Avant de pointer du doigt les dérives qu’il redoute au cours de la situation sanitaire hors-norme traversée en ce moment : « Mais dans les unités de soins palliatifs, la décision d’accompagner vers la fin de vie par des sédatifs, les patients sans espoir d’amélioration est collégiale et toujours avec consultation de la famille, elle ne peut pas être prise seule. Le décret ne mentionne pas la famille, et ma crainte c’est qu’il laisse des médecins généralistes, le personnel en charge des soins à domicile pour personnes âgées dépendantes ou encore les médecins d’Ehpad seuls dans la prise de décision. Il faut associer les familles et que les médecins – débordés en ce moment – consultent des communautés de soignants pour éviter que la décision ne soit prise à titre individuel. »

« La décision est prise de manière anticipée et collégiale »

Toutefois, la collégialité de la décision fait bien partie des prérequis mentionnés dans les propositions de la Société française d’accompagnement et de soins palliatifs auxquelles renvoie le décret, comme le souligne auprès de 20 Minutes Frédéric Guirimand, professeur associé de médecine palliative et coauteur de ce document : « Ces fiches précisent bien que ces propositions concernent uniquement les patients pour lesquels une décision collégiale de limitation de traitement a été prise, excluant de les placer en réanimation. »

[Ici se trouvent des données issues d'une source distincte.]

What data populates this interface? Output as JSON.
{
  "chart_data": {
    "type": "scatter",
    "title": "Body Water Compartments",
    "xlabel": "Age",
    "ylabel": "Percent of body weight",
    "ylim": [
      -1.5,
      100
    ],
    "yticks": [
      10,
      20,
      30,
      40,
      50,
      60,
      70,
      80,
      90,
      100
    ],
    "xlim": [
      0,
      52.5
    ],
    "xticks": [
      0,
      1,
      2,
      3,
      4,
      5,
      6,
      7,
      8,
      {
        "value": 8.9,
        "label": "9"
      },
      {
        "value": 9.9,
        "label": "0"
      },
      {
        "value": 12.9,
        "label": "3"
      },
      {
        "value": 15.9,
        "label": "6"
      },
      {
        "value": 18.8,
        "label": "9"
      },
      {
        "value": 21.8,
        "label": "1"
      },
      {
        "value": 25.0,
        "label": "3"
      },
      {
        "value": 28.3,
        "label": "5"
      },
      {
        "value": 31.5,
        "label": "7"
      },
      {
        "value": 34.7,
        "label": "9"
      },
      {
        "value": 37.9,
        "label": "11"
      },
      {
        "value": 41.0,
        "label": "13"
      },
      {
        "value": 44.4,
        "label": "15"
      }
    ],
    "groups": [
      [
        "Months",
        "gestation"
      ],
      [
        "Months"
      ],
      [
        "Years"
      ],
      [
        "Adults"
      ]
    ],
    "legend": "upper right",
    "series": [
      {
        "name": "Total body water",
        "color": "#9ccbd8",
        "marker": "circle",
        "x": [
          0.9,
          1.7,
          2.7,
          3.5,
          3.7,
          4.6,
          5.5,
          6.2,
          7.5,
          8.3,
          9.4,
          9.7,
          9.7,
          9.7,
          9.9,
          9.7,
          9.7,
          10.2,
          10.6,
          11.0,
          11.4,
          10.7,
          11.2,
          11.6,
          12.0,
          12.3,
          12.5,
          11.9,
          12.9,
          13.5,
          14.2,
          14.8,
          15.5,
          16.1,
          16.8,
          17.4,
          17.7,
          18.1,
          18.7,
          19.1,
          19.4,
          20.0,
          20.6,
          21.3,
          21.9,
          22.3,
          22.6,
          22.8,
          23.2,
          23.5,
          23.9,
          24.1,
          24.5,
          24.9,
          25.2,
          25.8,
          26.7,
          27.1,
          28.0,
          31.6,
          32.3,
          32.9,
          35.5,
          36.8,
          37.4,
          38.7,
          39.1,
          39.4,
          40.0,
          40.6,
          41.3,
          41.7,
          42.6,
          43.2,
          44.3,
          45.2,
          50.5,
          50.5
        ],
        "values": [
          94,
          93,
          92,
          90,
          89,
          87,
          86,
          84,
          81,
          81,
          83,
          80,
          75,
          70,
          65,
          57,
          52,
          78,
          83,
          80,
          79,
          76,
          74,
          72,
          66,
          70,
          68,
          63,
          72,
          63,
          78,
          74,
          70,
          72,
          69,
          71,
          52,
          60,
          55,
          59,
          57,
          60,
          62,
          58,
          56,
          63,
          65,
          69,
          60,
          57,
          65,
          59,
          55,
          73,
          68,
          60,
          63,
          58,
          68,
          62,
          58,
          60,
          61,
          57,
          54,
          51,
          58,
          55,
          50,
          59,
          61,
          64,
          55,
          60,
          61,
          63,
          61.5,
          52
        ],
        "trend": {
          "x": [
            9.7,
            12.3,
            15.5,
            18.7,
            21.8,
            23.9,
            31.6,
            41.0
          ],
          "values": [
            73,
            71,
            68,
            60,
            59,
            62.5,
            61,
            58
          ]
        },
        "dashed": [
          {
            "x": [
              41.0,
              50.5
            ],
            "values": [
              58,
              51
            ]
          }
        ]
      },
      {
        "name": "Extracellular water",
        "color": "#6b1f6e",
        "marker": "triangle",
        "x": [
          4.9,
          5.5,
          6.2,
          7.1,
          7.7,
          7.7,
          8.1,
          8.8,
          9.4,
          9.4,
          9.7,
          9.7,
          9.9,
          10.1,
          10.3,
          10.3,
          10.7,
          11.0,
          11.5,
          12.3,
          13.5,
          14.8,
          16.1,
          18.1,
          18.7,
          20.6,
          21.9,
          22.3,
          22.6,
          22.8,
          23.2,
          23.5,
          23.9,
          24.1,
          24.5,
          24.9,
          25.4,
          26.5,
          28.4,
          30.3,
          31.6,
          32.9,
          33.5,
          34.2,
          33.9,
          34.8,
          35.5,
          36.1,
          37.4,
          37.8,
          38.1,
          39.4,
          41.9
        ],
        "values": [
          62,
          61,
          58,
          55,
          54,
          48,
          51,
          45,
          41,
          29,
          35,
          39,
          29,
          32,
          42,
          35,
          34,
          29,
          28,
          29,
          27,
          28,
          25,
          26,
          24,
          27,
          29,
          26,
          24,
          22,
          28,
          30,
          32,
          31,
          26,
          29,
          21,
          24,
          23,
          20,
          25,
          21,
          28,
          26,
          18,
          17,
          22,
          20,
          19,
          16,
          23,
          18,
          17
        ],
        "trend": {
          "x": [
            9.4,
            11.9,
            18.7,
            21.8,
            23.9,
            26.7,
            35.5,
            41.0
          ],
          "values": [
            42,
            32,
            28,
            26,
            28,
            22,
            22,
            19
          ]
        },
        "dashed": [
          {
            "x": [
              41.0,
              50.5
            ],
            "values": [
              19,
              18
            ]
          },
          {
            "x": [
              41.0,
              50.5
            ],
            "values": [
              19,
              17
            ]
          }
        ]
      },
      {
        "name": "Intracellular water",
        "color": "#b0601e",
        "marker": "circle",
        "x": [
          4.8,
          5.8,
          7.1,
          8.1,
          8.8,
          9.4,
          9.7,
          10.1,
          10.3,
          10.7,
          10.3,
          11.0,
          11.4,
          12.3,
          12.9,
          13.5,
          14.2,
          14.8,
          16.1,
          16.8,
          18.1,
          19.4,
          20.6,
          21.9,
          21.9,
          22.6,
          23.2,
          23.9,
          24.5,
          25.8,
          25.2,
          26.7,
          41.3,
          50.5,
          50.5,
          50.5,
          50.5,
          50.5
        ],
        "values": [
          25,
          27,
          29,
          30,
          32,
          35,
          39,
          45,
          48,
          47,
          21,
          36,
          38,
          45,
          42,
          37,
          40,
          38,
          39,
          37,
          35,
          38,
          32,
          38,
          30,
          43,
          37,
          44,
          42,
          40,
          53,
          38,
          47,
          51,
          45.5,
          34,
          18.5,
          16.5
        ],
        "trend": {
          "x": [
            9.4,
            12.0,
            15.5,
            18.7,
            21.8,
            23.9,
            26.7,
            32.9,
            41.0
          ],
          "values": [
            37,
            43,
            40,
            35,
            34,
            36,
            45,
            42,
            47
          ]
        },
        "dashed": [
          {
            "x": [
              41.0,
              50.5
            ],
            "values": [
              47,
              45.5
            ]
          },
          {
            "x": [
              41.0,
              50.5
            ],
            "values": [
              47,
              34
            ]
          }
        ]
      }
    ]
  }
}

« Au vu de la situation, et du fait que les patients peuvent s’aggraver en quelques heures, avec risque d’asphyxie parfois très rapide, la décision ne peut pas être prise quand celle-ci survient. Elle est donc prise de manière anticipée et collégiale, par le médecin traitant avec le médecin coordinateur en Ehpad, avec si possible l’aide d’une équipe soins palliatifs ou gériatriques et la famille est évidemment consultée et informée à ce moment-là. Cela permet de s’assurer que l’infirmière a le médicament à disposition au moment où l’asphyxie survient, afin de l’administrer et d’éviter des souffrances au patient », poursuit Frédéric Guirimand.

Et le spécialiste de rappeler à son tour que « les patients en détresse respiratoire asphyxique concernés, vont décéder du Covid-19 : l’injection du Rivotril n’est pas du tout létale, elle permet juste d’éviter la perception insupportable de l’asphyxie. » De son côté, la Direction générale de la Santé souligne enfin que « l’accès [au Rivotril] sera couplé à un renfort de personnels pour en assurer la bonne utilisation ».